Но несметна была сила вражеска,
Обломилося копьё харалужное,
Изломалася секира да вострая,
А слетел и шелом с буйной головушки.
И упал Ратко-млад в зелену траву,
В зелену траву да ковылисту,
Разметалися его золоты кудри.
Прямо в сердце язвил его лютый враг,
Лютый враг большой да великанище.
И победу закричали тут хазарове,
Почали хвалу петь великанищу.
А поднялся тут вновь Ратко-хоробор,
Схватил палицу да и во сто пуд,
Как почал крушить лютых ворогов,
Лютых ворогов да хазаровей.
Где ударит раз — хазарин лежит,
Где ударит два — так и десяточек.
Всех врагов убил русин Ратко-млад,
А сам рядом пал да последниим.
Не стерпел уж он лютой раны той,
Лютой раны злой, что на сердце легла…
 
* * *
   Туман по логу стлался густой и низкий. Ноги пониже колена казались отрезанными.
   Не любил Прохор таких примет.
   Над белым этим варевом встревожено пялились вдаль одноногие деревья, словно ждали опасности.
   — Зябко, однако, — под нос пробурчал Семён.
   — Ништо, — отозвался Прохор, перебрасывая ружьё в другую руку. — Солнце выйдет, так ещё жарко станет…
   И усмехнулся про себя, поймав вдруг второй смысл этого слова. Да, как бы в самом деле жарко не оказалось. Намудрили, вишь, генералы. Теперь трюх-трюх занимать позиции…
   А егерям в первую линию.
   Сегодня их отделение взводный разбросал вдоль берега. И угодило так: роте — идти на самое лево, а им с Семёном — на левый фланг роты. И держаться. Пока приказа не будет. А как не будет, то вечером, сказал ротный, можно отходить на Строгань. Кто жив останется.
   — Чево? — спросил вдруг Семён.
   — Да, говорю, привиделось, вишь, офицерам, что хранцы здесь пройдут. Да надо оно было, хранцам-то — они эвон на Соловьёву переправу чешут, силой всей… А она, почитай, верстах в десяти отсюда…

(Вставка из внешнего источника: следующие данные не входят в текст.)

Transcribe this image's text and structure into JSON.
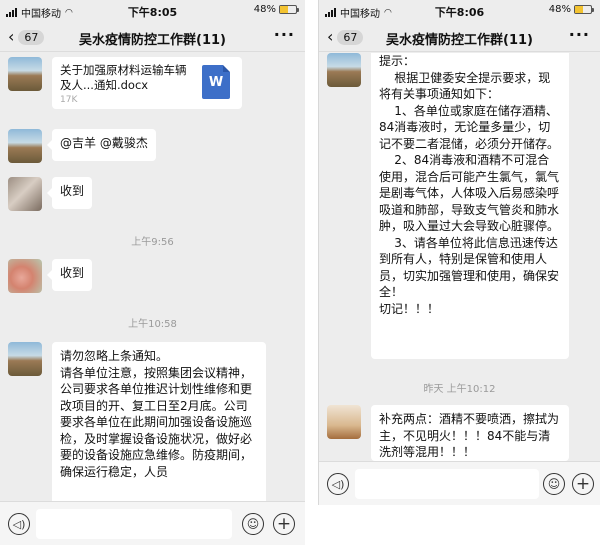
{
  "left_phone": {
    "status": {
      "carrier": "中国移动",
      "time": "下午8:05",
      "battery": "48%",
      "battery_level": 0.48
    },
    "nav": {
      "back_count": "67",
      "title": "吴水疫情防控工作群(11)",
      "more": "···"
    },
    "file": {
      "name": "关于加强原材料运输车辆及人...通知.docx",
      "size": "17K",
      "type_letter": "W"
    },
    "messages": {
      "mention": "@吉羊 @戴骏杰",
      "received_1": "收到",
      "received_2": "收到",
      "notice": "请勿忽略上条通知。\n请各单位注意，按照集团会议精神，公司要求各单位推迟计划性维修和更改项目的开、复工日至2月底。公司要求各单位在此期间加强设备设施巡检，及时掌握设备设施状况，做好必要的设备设施应急维修。防疫期间，确保运行稳定，人员"
    },
    "timestamps": {
      "t1": "上午9:56",
      "t2": "上午10:58"
    }
  },
  "right_phone": {
    "status": {
      "carrier": "中国移动",
      "time": "下午8:06",
      "battery": "48%",
      "battery_level": 0.48
    },
    "nav": {
      "back_count": "67",
      "title": "吴水疫情防控工作群(11)",
      "more": "···"
    },
    "messages": {
      "tips": "提示：\n    根据卫健委安全提示要求，现将有关事项通知如下：\n    1、各单位或家庭在储存酒精、84消毒液时，无论量多量少，切记不要二者混储，必须分开储存。\n    2、84消毒液和酒精不可混合使用，混合后可能产生氯气，氯气是剧毒气体，人体吸入后易感染呼吸道和肺部，导致支气管炎和肺水肿，吸入量过大会导致心脏骤停。\n    3、请各单位将此信息迅速传达到所有人，特别是保管和使用人员，切实加强管理和使用，确保安全！\n切记！！！",
      "supplement": "补充两点：酒精不要喷洒，擦拭为主，不见明火！！！84不能与清洗剂等混用！！！"
    },
    "timestamps": {
      "t1": "昨天 上午10:12"
    }
  },
  "icons": {
    "back": "‹",
    "voice": "◁)",
    "emoji": "☺",
    "plus": "+"
  }
}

   — А и ладно, — рассудил Семён. — Оно нам-то и лучше. Всё в перепалке не будем. А вечерком вернёмся, у каптенармуса по шкалику получим за службу царскую. Да только вряд оно так получится. Видал, как ротный из штаба прискочил? Небось узнали чего, али приказ какой вышел…
   — Знамо, — помолчав, ответил Прохор. — Только и ротный наш…
   Шаги глухо доносились сквозь туманный постил.
   — Ты это, Прохор, — сказал Семён. — Не очень-то… С ротным. По военному-то времени… сам знашь…
   Ротный, суетливый чернявенький коротышка, за какие-то там барские грехи задержавшийся в нижних офицерских чинах, с самого назначения в их полк отчего-то невзлюбил Прохора. Хотя, казалось бы — унтер. И в полку с самого формирования. Да австрийский поход за плечами. И прусская компания.
   Ништо, думал Прохор, перемелется — мука будет. Пока война, ротный особо не выкобенивается. Война, она всех роднит. Ежели, к примеру, вместе под пули идти, так и на последнего солдатика с надеждой оглянешься. Хошь и недворянского рода солдатик тот будет. Смерть всех равняет, и ядро голову отшибает одинаково — и офицеру, и солдату…
   А после войны кого-нито из них двоих, да не будет: либо ротный на повышение пойдёт за нрав свой собачий, либо убьют кого… Помирать Прохору, однако, не хотелось. И он предпочитал думать о том, что после нынешнего к ним пришлют дельного командира — такого, какой во второй роте…
   Позиция им попалась замечательная: по-над речкой, под ивами в прибрежных кустах. Берег был на взгорочке и очень удобно испластан лощинками да ямами. А речка изгибалась так, что любой враг, разворачиваясь, к ним с Семёном боком провёрнут будет.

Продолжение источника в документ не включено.